In a stunning opening scene, we see a lethal injection go wrong, requiring different needle placements and horror for those who have been selected to watch. It is not a peaceful route to the desired result. All the while, Alfre Woodard’s Warden Bernadine Williams remains impossibly stoic as she stands over the man. It’s just one moment in which you see the control that she has over this place, a woman caught between a clear pride she has for her work that has elements that continue to wear down on her. Throughout the film, Woodard is brilliant in how she shows a woman who does not easily let her guard down in a job that demands so much of her strong spirit, something that affects her relationship with her husband Jonathan (Wendell Pierce) and can be challenged whenever she interacts with the prisoners that she knows more like a caring teacher than someone just working a job. When Bernadine does reach her breaking point, after later seeing the tragedy of her work, it’s a masterful display of a face failing to beat its repressed emotions, and Chukwu holds on her face for a stunning minute-long close-up.

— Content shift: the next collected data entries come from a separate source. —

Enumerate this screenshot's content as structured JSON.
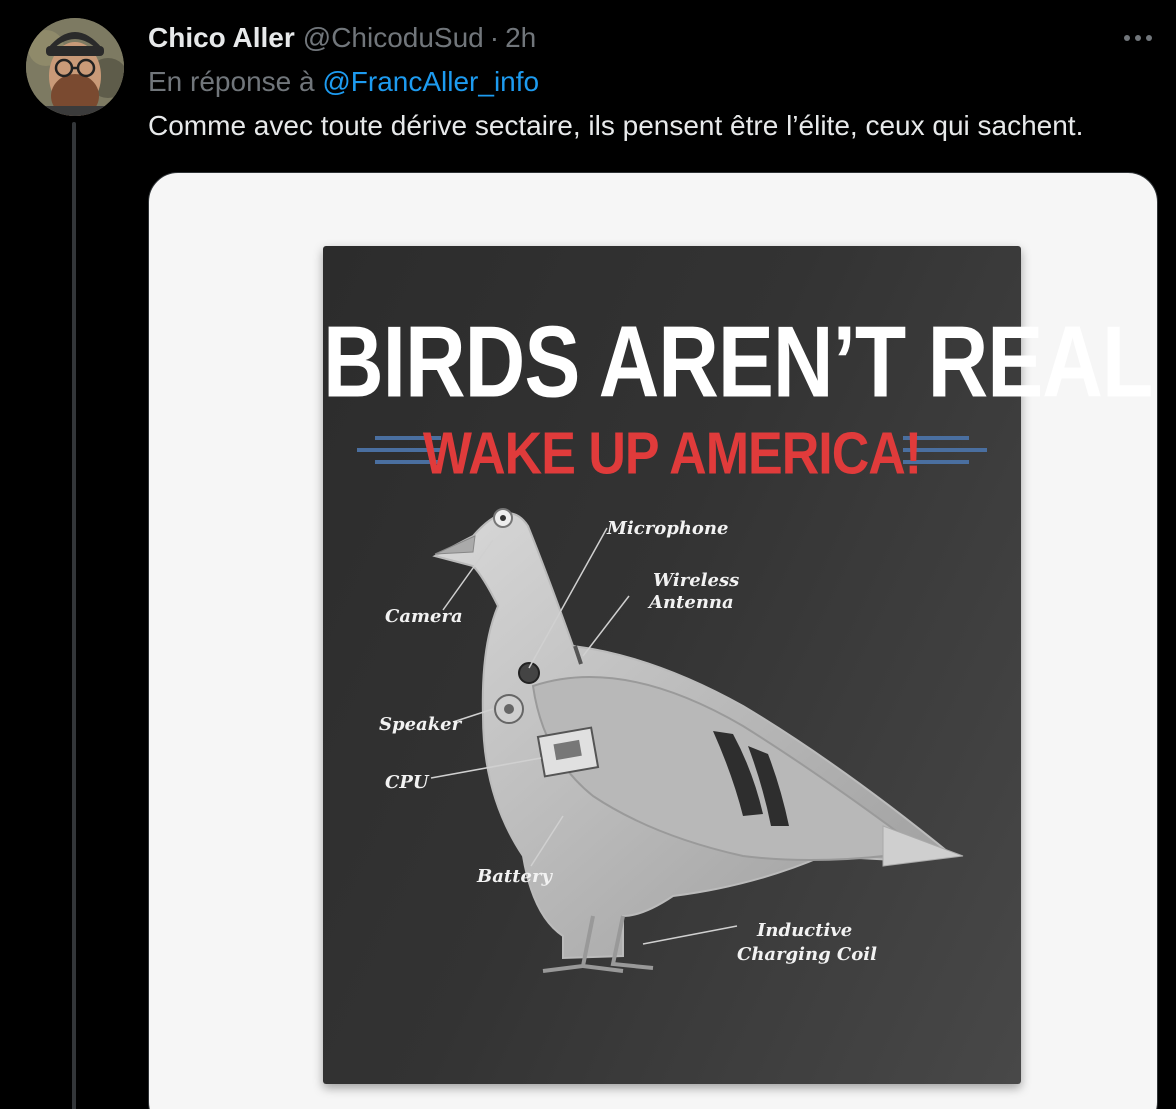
{
  "author": {
    "display_name": "Chico Aller",
    "handle": "@ChicoduSud",
    "separator": "·",
    "time": "2h"
  },
  "reply": {
    "prefix": "En réponse à",
    "mention": "@FrancAller_info"
  },
  "tweet": {
    "text": "Comme avec toute dérive sectaire, ils pensent être l’élite, ceux qui sachent."
  },
  "media": {
    "poster": {
      "title": "BIRDS AREN’T REAL",
      "subtitle": "WAKE UP AMERICA!",
      "labels": {
        "microphone": "Microphone",
        "wireless_1": "Wireless",
        "wireless_2": "Antenna",
        "camera": "Camera",
        "speaker": "Speaker",
        "cpu": "CPU",
        "battery": "Battery",
        "coil_1": "Inductive",
        "coil_2": "Charging Coil"
      }
    }
  },
  "icons": {
    "more": "more-horizontal-icon",
    "avatar": "avatar"
  },
  "colors": {
    "background": "#000000",
    "text": "#e7e9ea",
    "muted": "#71767b",
    "link": "#1d9bf0",
    "poster_title": "#ffffff",
    "poster_subtitle": "#e03b3b",
    "stripe_blue": "#4a6fa0"
  }
}
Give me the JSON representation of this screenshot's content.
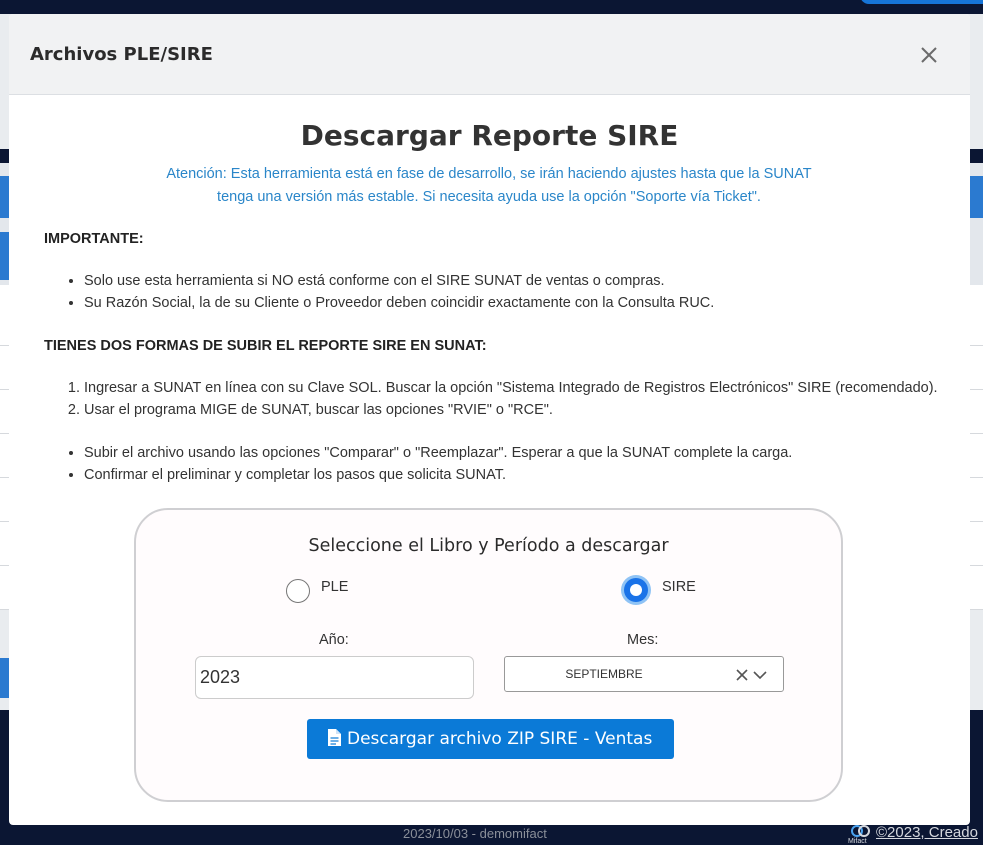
{
  "modal": {
    "title": "Archivos PLE/SIRE",
    "close_icon": "close-icon"
  },
  "report": {
    "title": "Descargar Reporte SIRE",
    "notice_line1": "Atención: Esta herramienta está en fase de desarrollo, se irán haciendo ajustes hasta que la SUNAT",
    "notice_line2": "tenga una versión más estable. Si necesita ayuda use la opción \"Soporte vía Ticket\".",
    "notice_color": "#2a86c9"
  },
  "important": {
    "label": "IMPORTANTE:",
    "items": [
      "Solo use esta herramienta si NO está conforme con el SIRE SUNAT de ventas o compras.",
      "Su Razón Social, la de su Cliente o Proveedor deben coincidir exactamente con la Consulta RUC."
    ]
  },
  "methods": {
    "label": "TIENES DOS FORMAS DE SUBIR EL REPORTE SIRE EN SUNAT:",
    "steps": [
      "Ingresar a SUNAT en línea con su Clave SOL. Buscar la opción \"Sistema Integrado de Registros Electrónicos\" SIRE (recomendado).",
      "Usar el programa MIGE de SUNAT, buscar las opciones \"RVIE\" o \"RCE\"."
    ],
    "notes": [
      "Subir el archivo usando las opciones \"Comparar\" o \"Reemplazar\". Esperar a que la SUNAT complete la carga.",
      "Confirmar el preliminar y completar los pasos que solicita SUNAT."
    ]
  },
  "selector": {
    "title": "Seleccione el Libro y Período a descargar",
    "options": [
      {
        "label": "PLE",
        "selected": false
      },
      {
        "label": "SIRE",
        "selected": true
      }
    ],
    "year_label": "Año:",
    "year_value": "2023",
    "month_label": "Mes:",
    "month_value": "SEPTIEMBRE",
    "download_label": "Descargar archivo ZIP SIRE - Ventas",
    "download_icon": "document-icon",
    "accent_color": "#0b7ad7"
  },
  "footer": {
    "center_text": "2023/10/03 - demomifact",
    "right_text": "©2023, Creado",
    "logo_text": "Mifact"
  }
}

But more than just about Warden Williams and the prison she watches over, the story is about a life we see in the headlines: Aldis Hodge’s Anthony Woods, a man sentenced to death for the killing of a cop, which he insists he didn’t do. Hodge carries on the film’s exhilarating ambition to express feelings that are unconscionable outside of a prison cell, like when he silently processes that he is finally about to die after a visit from Woodard’s character and then aims to smash his head against a concrete wall. Later, he helps “Clemency” show the tragedy of men like Anthony, as he gets a glimmer of hope that he might belong to a family, and clings to that fantasy while waiting on a message of clemency from the governor. One of the best supporting turns at Sundance this year, it's an incredible physical and emotional feat.

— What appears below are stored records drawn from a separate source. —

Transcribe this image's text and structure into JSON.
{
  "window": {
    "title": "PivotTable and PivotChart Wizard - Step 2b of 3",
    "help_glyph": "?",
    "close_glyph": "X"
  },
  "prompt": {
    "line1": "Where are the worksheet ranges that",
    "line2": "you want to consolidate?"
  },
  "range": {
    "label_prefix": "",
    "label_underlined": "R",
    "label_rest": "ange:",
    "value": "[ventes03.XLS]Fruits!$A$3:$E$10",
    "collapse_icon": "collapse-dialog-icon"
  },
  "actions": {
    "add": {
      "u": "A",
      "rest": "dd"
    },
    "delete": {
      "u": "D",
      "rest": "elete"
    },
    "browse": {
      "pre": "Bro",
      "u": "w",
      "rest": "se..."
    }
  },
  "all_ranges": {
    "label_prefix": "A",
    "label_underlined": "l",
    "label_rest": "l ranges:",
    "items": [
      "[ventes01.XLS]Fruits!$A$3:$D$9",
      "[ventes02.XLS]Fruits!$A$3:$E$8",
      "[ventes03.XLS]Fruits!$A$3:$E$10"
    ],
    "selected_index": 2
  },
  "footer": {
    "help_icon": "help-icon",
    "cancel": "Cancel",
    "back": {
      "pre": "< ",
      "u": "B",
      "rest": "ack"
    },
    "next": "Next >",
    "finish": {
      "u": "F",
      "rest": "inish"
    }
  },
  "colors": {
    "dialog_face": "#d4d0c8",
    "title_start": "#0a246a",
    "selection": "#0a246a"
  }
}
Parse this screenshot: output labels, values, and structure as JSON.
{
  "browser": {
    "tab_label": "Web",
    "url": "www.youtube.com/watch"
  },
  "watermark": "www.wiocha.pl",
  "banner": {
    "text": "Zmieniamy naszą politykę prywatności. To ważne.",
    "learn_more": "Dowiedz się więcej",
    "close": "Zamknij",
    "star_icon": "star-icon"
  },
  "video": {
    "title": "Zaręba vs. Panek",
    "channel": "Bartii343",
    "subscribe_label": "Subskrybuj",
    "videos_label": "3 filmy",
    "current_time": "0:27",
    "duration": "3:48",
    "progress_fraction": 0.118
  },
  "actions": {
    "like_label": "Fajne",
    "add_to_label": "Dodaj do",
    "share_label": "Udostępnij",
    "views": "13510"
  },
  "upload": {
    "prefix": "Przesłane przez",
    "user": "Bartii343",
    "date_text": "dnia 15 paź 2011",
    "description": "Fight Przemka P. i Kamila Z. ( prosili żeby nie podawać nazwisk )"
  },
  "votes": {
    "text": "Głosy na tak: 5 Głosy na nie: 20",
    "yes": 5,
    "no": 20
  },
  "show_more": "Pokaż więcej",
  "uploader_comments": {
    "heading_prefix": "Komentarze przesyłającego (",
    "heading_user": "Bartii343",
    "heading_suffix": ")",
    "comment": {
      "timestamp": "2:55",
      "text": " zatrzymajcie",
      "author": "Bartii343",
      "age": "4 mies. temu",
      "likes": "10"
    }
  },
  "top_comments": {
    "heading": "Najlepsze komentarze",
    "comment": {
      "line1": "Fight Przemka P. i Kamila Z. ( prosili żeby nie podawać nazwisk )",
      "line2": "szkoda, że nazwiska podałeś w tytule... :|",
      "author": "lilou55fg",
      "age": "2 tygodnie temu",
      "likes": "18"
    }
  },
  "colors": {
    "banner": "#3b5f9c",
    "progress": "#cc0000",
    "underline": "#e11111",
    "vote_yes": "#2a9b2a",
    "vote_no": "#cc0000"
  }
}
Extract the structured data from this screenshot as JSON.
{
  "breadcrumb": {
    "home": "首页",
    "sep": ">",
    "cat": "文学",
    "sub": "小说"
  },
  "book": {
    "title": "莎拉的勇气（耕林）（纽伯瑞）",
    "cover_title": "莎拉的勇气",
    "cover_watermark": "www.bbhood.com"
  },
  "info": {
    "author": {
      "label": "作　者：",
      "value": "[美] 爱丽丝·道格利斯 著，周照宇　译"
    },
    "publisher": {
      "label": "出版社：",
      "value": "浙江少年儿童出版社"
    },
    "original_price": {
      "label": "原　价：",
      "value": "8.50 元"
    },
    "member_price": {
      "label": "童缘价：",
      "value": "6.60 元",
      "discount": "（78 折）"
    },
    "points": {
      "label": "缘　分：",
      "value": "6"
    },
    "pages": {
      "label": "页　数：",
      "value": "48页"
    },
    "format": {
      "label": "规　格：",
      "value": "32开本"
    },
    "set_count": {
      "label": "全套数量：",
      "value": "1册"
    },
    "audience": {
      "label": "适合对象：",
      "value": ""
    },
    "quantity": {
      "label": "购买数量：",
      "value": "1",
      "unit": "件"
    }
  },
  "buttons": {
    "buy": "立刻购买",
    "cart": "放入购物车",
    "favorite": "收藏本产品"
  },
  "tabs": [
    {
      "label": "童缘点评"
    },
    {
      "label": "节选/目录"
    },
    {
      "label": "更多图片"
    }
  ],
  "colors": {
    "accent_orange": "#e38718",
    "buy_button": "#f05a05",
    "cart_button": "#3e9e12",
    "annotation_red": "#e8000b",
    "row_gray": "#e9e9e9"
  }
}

Within Chukwu’s impressive work with this material, she populates the story with concrete themes as explored by side characters who revolve around Warden Williams, and fill in the world of “Clemency.” Wendell helps paint a sense of the sometimes silly, but conflicted home that Warden Williams can return to, and has a striking moment in which he quotes Invisible Man to his high school students, while Chukwu shows us glimpses of listening faces. Anthony’s lawyer Marty (Richard Schiff), brings a tenderness to the job as another person who cares about Anthony, providing a friendship to him as much as hope of saving his life. And Michael O’Neill, as Chaplain Kendricks, offers a sense of the spiritual peace that comes with such a job, as if a lifeline for Warden Williams as someone who has also seen the same horrific things that she does on a daily basis. Chukwu unites these characters, vivid and excellent roles for each of these actors, under the theme of finality—all of them proclaim to Warden Williams that they want to retire, as if they have reached their own end with being in the same world as capital punishment.

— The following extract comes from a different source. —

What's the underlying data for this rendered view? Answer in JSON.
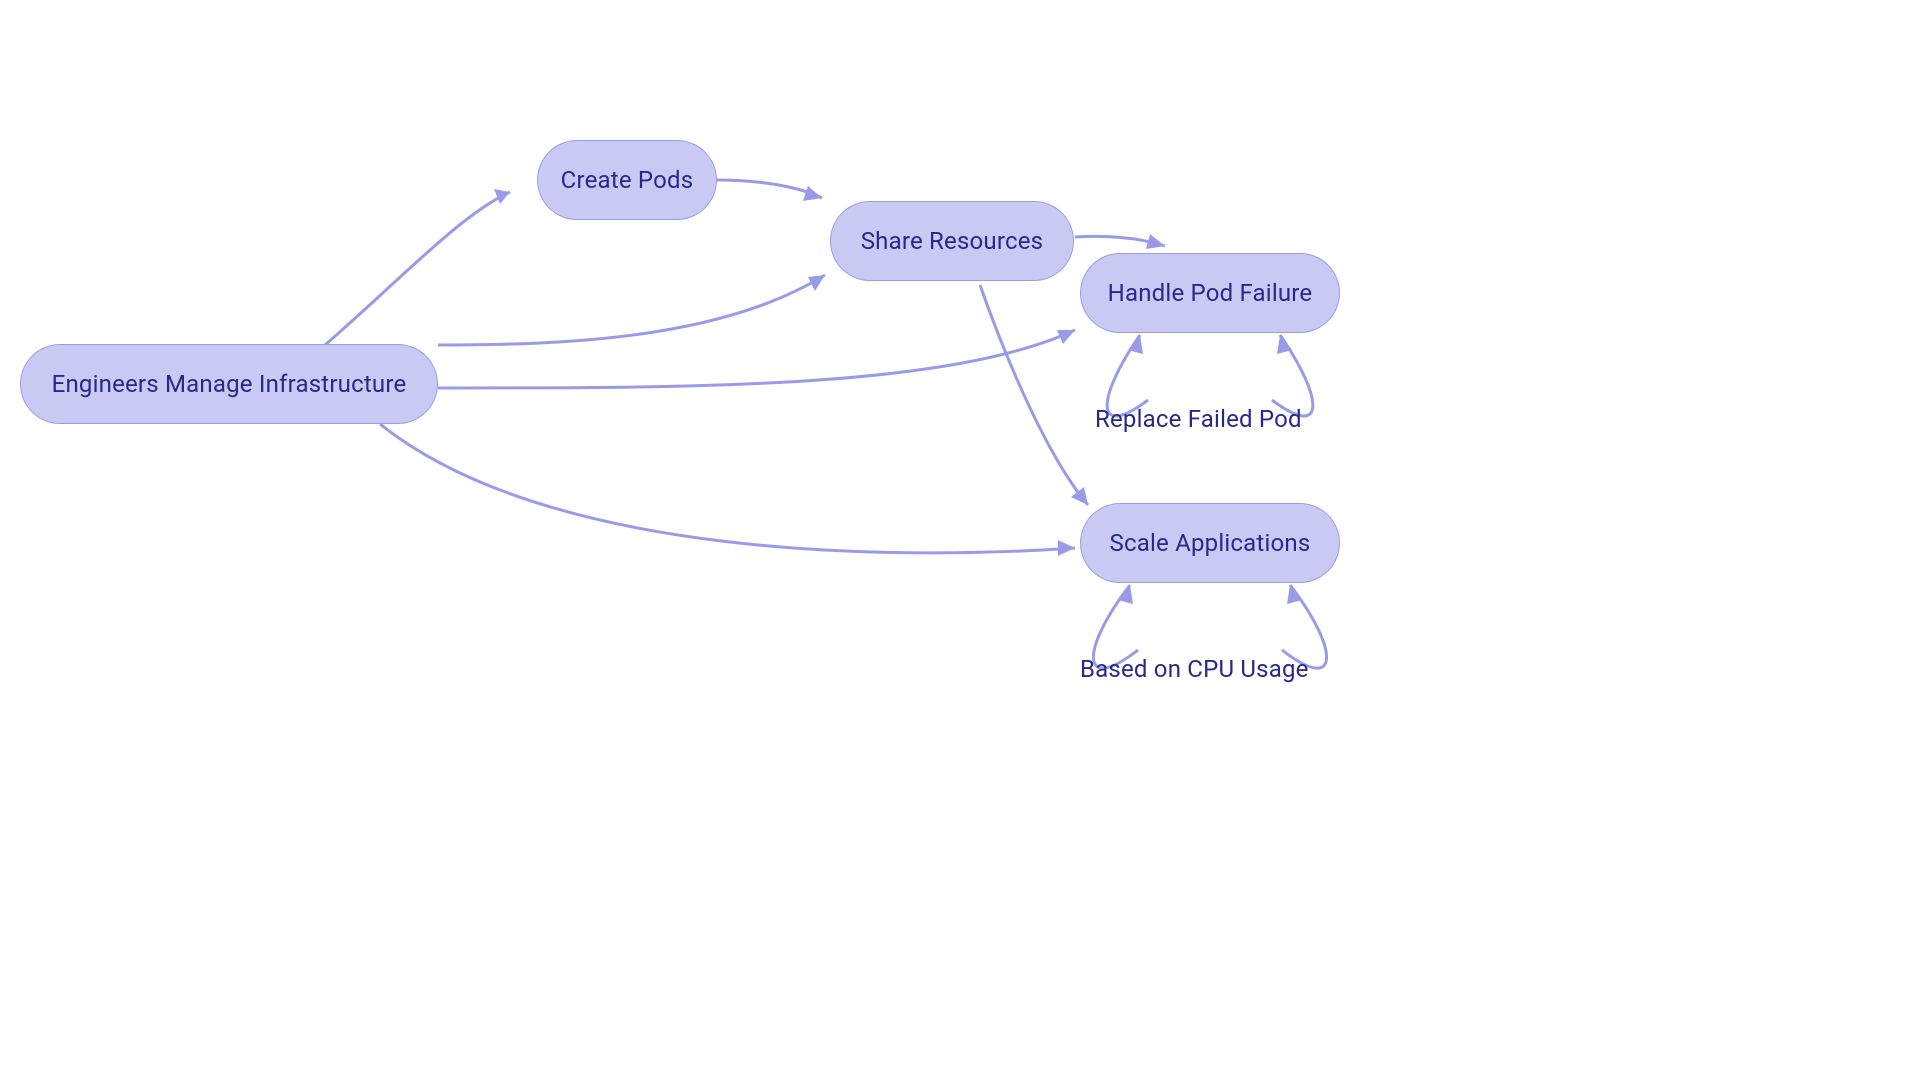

“Clemency” is that little miracle of filmmaking, a story that answers to unthinkable tonal and narrative challenges it sets for itself by providing a clear vision. The cinematography by Eric Branco becomes its own life source, finding expressive lighting and framing within the drab setting of a prison, making corridors of cells seem all the more endless. Chukwu's film is further proof that great moviemaking is key to bringing audiences into profound, somber head spaces and places of employment.